Google’s director of government affairs and public policy in Australia, Lucinda Longcroft, told Kelly that the same community guidelines that apply to the public apply to public figures such as himself.

“Our policies are applied regardless of the nature of the person [or] the position may hold,” she said.

Longcroft said Google’s Covid-19 policies had been developed based on advice from around the world.

“This information policy, which was developed at the start of the pandemic, is probably published on our website. It is quite detailed. It takes into account very clear guidelines from global authorities, [the] World Health Organization, as well as trusted medical and scientific authorities and governmental authorities.

“And it is constantly reviewed and revised as scientific medical information is updated, and we work very closely with experts.”

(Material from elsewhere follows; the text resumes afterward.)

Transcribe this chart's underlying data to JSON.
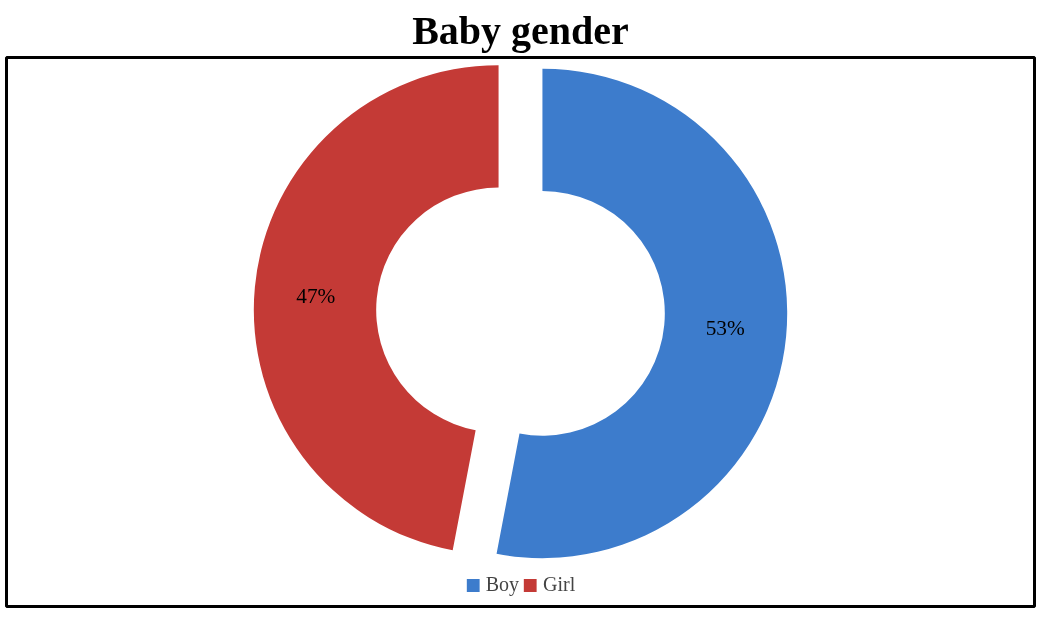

The UAP has so far avoided reaching the threshold of having three strikes against the account in 90 days, which would lead to a permanent suspension.

The deputy chair of the committee, Labor MP Tim Watts, had himself reported nine UAP videos to YouTube, but only six of those were removed. He asked why each video removed did not count as a single strike, and Longcroft said YouTube “bundled” reported videos together.

“If a number of videos are found to be violative at the same time they are bundled into one strike,” she said.

“I’ll remember to stretch them out next time,” Watts replied. He also criticised Google for continuing to accept money from the UAP – even after it had allowed the party to promote videos that were later removed.

“We are in the middle of a pandemic, we know he is a repeat offender, yet you’re doing nothing to stop him amplifying content,” he said.

“We certainly are doing everything in our power to stop him and every other person who might promulgate misinformation relating to Covid or other on our platforms,” Longcroft said. “We do not seek to profit [from] that misinformation and our ad policies and enforcement is in line with that.”

When the hearing moved to Meta, the company formerly known as Facebook, Kelly said Facebook had “blood on its hands” for blocking information on Covid-19 treatments, and asked if they thought his ban from the platform had interfered with his duties as an MP because he was unable to communicate with constituents through the platform.

Facebook’s director of public policy in Australia, Mia Garlick, said Facebook was a tool politicians could use.

“I think people use our services in a range of different ways. And so I don’t really want to commit to any one generalisation for all of the members of parliament,” she said.

The then speaker of the House of Representatives, Tony Smith, had already ruled there was no evidence that the ban was targeted at Kelly in his capacity as a member of parliament.

When TikTok appeared, officials admitted Kelly had been suspended from the platform in error, and a video he had posted had been “over-moderated”.

In the absence of Twitter from the hearing, Kelly asked representatives from industry body DIGI about a tweet related to “a certain person in my electorate” calling that person “a massive fuckhead”. Kelly said it was false and defamatory and said it was a “massive failure” the tweet was allowed to be posted and had been up for three days.

A tweet matching the date of posting, the number of likes and retweets mentioned was a tweet about Kelly.